Diego Manzanas Lopez, PhD is a Computer Science (CS) Postdoctoral Scholar at the Institute for Software Integrated Systems at Vanderbilt University, where he received his Ph.D. degree in electrical engineering in 2022. His main research interests lie in the intersection of Cyber-Physical Systems (CPS), deep learning (DL) and formal methods. During his research career, he has published over 25 papers in the areas of formal verification for autonomous systems with learning enable components (LECs), and the formal verification of deep learning models such Convolutional Neural Networks and Neural Ordinary Differential Equations, in venues such as CAV, EMSOFT, FM, FORMATS, and JAT. He has also contributed to the development of the open-source Neural Network Verification (NNV) software tool to implement these techniques and formally verify case studies in multiple domains including semantic segmentation, image classification, and control systems for safety-critical applications. He also enjoys working with autonomous vehicles, as he has been a member of the Vanderbilt team during his PhD in two F1/10 competitions (2019 CPS-IoT Week and 2019 Embedded Systems week) and at the 2019 NSF CPS Challenge.

Taylor T. Johnson, PhD, PE is A. James and Alice B. Clark Foundation Chancellor Faculty Fellow and Associate Professor of Computer Science (CS) at Vanderbilt University, where he directs the Verification and Validation for Intelligent and Trustworthy Autonomy Laboratory (VeriVITAL) and is a Senior Research Scientist in the Institute for Software Integrated Systems (ISIS). Dr. Johnson’s research focus is developing formal verification techniques and software tools for cyber-physical systems (CPS), with a focus most recently on autonomous CPS that incorporate artificial intelligence (AI) and machine learning (ML) components, such as neural networks, for tasks ranging from sensing/ perception through planning/control. Dr. Johnson has published around a hundred papers on these methods and their applications across CPS domains, such as power and energy systems, aerospace and avionics systems, automotive systems, transportation systems, and robotics in venues such as CAV, EMSOFT, FM, ICCPS, ICDM, ICSE, MEMOCODE, NFM, RTSS, TNNLS, and UAI. Dr.
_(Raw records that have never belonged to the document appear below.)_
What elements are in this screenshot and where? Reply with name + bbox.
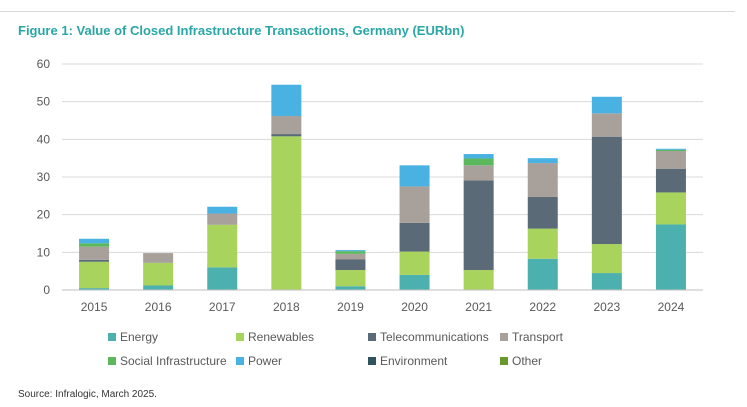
bar-segment-2019-energy bbox=[335, 286, 366, 290]
x-tick-label-2023: 2023 bbox=[593, 300, 620, 314]
bar-segment-2023-renewables bbox=[591, 244, 622, 274]
bar-segment-2021-social-infrastructure bbox=[463, 158, 494, 166]
bar-segment-2019-transport bbox=[335, 253, 366, 260]
bar-segment-2015-renewables bbox=[79, 261, 110, 289]
bar-segment-2017-transport bbox=[207, 213, 238, 225]
bar-segment-2020-power bbox=[399, 165, 430, 187]
bar-segment-2023-transport bbox=[591, 113, 622, 137]
bar-segment-2024-energy bbox=[655, 224, 686, 290]
bar-segment-2016-renewables bbox=[143, 262, 174, 286]
source-note: Source: Infralogic, March 2025. bbox=[18, 389, 157, 400]
x-tick-label-2019: 2019 bbox=[337, 300, 364, 314]
legend-swatch-power bbox=[236, 357, 244, 365]
y-tick-label-50: 50 bbox=[37, 95, 51, 109]
bar-segment-2023-power bbox=[591, 96, 622, 114]
bar-segment-2020-transport bbox=[399, 186, 430, 223]
bar-segment-2020-renewables bbox=[399, 251, 430, 275]
bar-segment-2015-telecommunications bbox=[79, 259, 110, 262]
bar-segment-2022-telecommunications bbox=[527, 196, 558, 229]
legend-swatch-other bbox=[500, 357, 508, 365]
y-axis-ticks: 0 10 20 30 40 50 60 bbox=[37, 57, 51, 297]
gridlines bbox=[62, 63, 703, 253]
bar-segment-2022-renewables bbox=[527, 228, 558, 259]
bar-segment-2019-social-infrastructure bbox=[335, 251, 366, 254]
bar-segment-2024-power bbox=[655, 148, 686, 150]
legend-label-power: Power bbox=[248, 354, 282, 368]
bar-segment-2017-renewables bbox=[207, 224, 238, 268]
legend-swatch-environment bbox=[368, 357, 376, 365]
bar-segment-2023-telecommunications bbox=[591, 136, 622, 245]
bar-segment-2019-power bbox=[335, 250, 366, 252]
bar-segment-2022-energy bbox=[527, 258, 558, 290]
bar-segment-2018-transport bbox=[271, 115, 302, 135]
bar-segment-2022-transport bbox=[527, 163, 558, 197]
legend-label-other: Other bbox=[512, 354, 542, 368]
bar-segment-2023-energy bbox=[591, 273, 622, 290]
top-rule bbox=[0, 11, 735, 12]
bar-segment-2015-power bbox=[79, 238, 110, 244]
y-tick-label-10: 10 bbox=[37, 245, 51, 259]
bar-segment-2020-energy bbox=[399, 274, 430, 290]
y-tick-label-60: 60 bbox=[37, 57, 51, 71]
y-tick-label-40: 40 bbox=[37, 132, 51, 146]
x-axis-ticks: 2015 2016 2017 2018 2019 2020 2021 2022 2023 2024 bbox=[81, 300, 685, 314]
bar-segment-2024-transport bbox=[655, 151, 686, 169]
legend-swatch-renewables bbox=[236, 333, 244, 341]
bar-segment-2024-social-infrastructure bbox=[655, 149, 686, 152]
legend-swatch-energy bbox=[108, 333, 116, 341]
x-tick-label-2017: 2017 bbox=[209, 300, 236, 314]
legend-label-social-infrastructure: Social Infrastructure bbox=[120, 354, 227, 368]
bar-segment-2021-power bbox=[463, 154, 494, 159]
bar-segment-2022-power bbox=[527, 158, 558, 164]
x-tick-label-2015: 2015 bbox=[81, 300, 108, 314]
legend: Energy Renewables Telecommunications Transp… bbox=[108, 330, 564, 368]
x-tick-label-2024: 2024 bbox=[658, 300, 685, 314]
y-tick-label-30: 30 bbox=[37, 170, 51, 184]
legend-swatch-transport bbox=[500, 333, 508, 341]
bar-segment-2021-renewables bbox=[463, 270, 494, 290]
x-tick-label-2016: 2016 bbox=[145, 300, 172, 314]
legend-label-transport: Transport bbox=[512, 330, 564, 344]
legend-label-energy: Energy bbox=[120, 330, 158, 344]
bar-segment-2018-renewables bbox=[271, 136, 302, 290]
x-tick-label-2020: 2020 bbox=[401, 300, 428, 314]
bar-segment-2020-telecommunications bbox=[399, 222, 430, 252]
bars bbox=[79, 84, 686, 290]
bar-segment-2017-power bbox=[207, 206, 238, 214]
x-tick-label-2018: 2018 bbox=[273, 300, 300, 314]
bar-segment-2016-energy bbox=[143, 285, 174, 290]
bar-segment-2016-transport bbox=[143, 253, 174, 263]
bar-segment-2017-energy bbox=[207, 267, 238, 290]
x-tick-label-2022: 2022 bbox=[529, 300, 556, 314]
bar-segment-2015-transport bbox=[79, 246, 110, 260]
bar-segment-2019-telecommunications bbox=[335, 259, 366, 271]
bar-segment-2024-renewables bbox=[655, 192, 686, 225]
bar-segment-2015-energy bbox=[79, 288, 110, 290]
legend-label-renewables: Renewables bbox=[248, 330, 314, 344]
x-tick-label-2021: 2021 bbox=[465, 300, 492, 314]
bar-segment-2018-power bbox=[271, 84, 302, 116]
bar-segment-2024-telecommunications bbox=[655, 168, 686, 193]
legend-swatch-telecommunications bbox=[368, 333, 376, 341]
y-tick-label-20: 20 bbox=[37, 208, 51, 222]
legend-label-environment: Environment bbox=[380, 354, 448, 368]
bar-segment-2021-transport bbox=[463, 165, 494, 181]
bar-segment-2019-renewables bbox=[335, 270, 366, 287]
legend-swatch-social-infrastructure bbox=[108, 357, 116, 365]
bar-segment-2018-telecommunications bbox=[271, 134, 302, 137]
bar-segment-2015-social-infrastructure bbox=[79, 243, 110, 247]
chart-title: Figure 1: Value of Closed Infrastructure… bbox=[18, 23, 465, 38]
legend-label-telecommunications: Telecommunications bbox=[380, 330, 489, 344]
bar-segment-2021-telecommunications bbox=[463, 180, 494, 271]
y-tick-label-0: 0 bbox=[43, 283, 50, 297]
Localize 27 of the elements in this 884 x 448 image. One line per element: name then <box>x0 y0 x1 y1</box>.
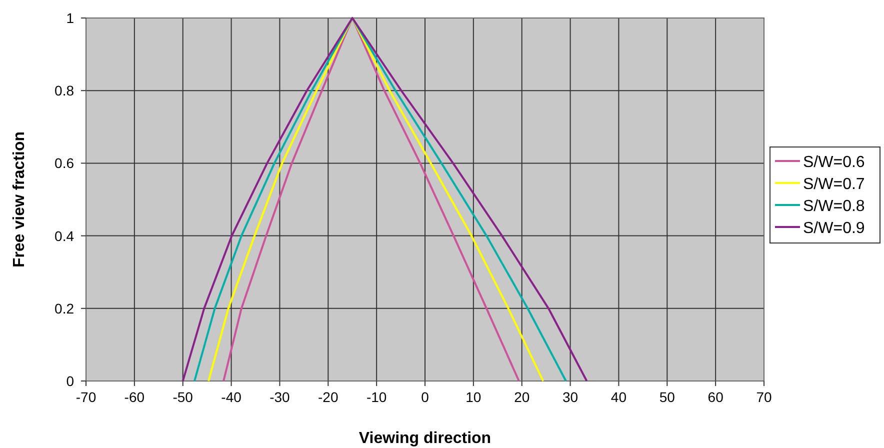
x-tick-label: 10 <box>466 389 482 405</box>
x-tick-label: -60 <box>124 389 145 405</box>
y-tick-label: 0.2 <box>54 300 74 316</box>
y-tick-label: 0.8 <box>54 82 74 99</box>
legend-label: S/W=0.7 <box>803 176 865 193</box>
x-tick-label: 0 <box>421 389 430 405</box>
y-tick-label: 0.6 <box>54 155 74 172</box>
y-tick-label: 1 <box>66 10 74 26</box>
legend-label: S/W=0.6 <box>803 154 865 171</box>
x-tick-label: -50 <box>172 389 194 405</box>
x-tick-label: -10 <box>366 389 387 405</box>
x-tick-label: 70 <box>756 389 772 405</box>
y-axis-title: Free view fraction <box>11 131 28 268</box>
y-tick-label: 0 <box>66 373 74 389</box>
x-tick-label: 50 <box>659 389 676 405</box>
x-tick-label: -20 <box>318 389 338 405</box>
x-tick-label: 60 <box>708 389 724 405</box>
legend-label: S/W=0.9 <box>803 220 865 237</box>
x-tick-label: -30 <box>270 389 290 405</box>
x-tick-label: -70 <box>76 389 96 405</box>
x-tick-label: 40 <box>610 389 627 405</box>
x-axis-title: Viewing direction <box>358 430 492 447</box>
y-tick-label: 0.4 <box>54 228 74 244</box>
x-tick-label: -40 <box>221 389 242 405</box>
x-tick-label: 30 <box>562 389 578 405</box>
legend-label: S/W=0.8 <box>803 198 865 215</box>
x-tick-label: 20 <box>514 389 530 405</box>
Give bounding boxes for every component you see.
Johnson received the AFOSR Summer Faculty Fellowship Program (SFFP) award to visit the Air Force Research Laboratory (AFRL)’s Information Directorate in 2015, was a Visiting Faculty Research Program (VFRP) award fellow at AFRL’s Information Directorate in 2014, and was a visiting graduate research assistant through an SFFP award at AFRL’s Space Vehicles Directorate at Kirtland Air Force Base in 2011. Taylor is a 2018 and 2016 recipient of the AFOSR Young Investigator Program (YIP) award, a 2015 recipient of the NSF Computer and Information Science and Engineering (CISE) Research Initiation Initiative (CRII), and his research is / has been supported by AFRL, AFOSR, ARO, DARPA, Mathworks, NSA, NSF (CISE CCF/SHF, 4 CCF/FMitF, CNS/CPS; ENG ECCS/EPCN), NVIDIA, ONR, Toyota, and USDOT.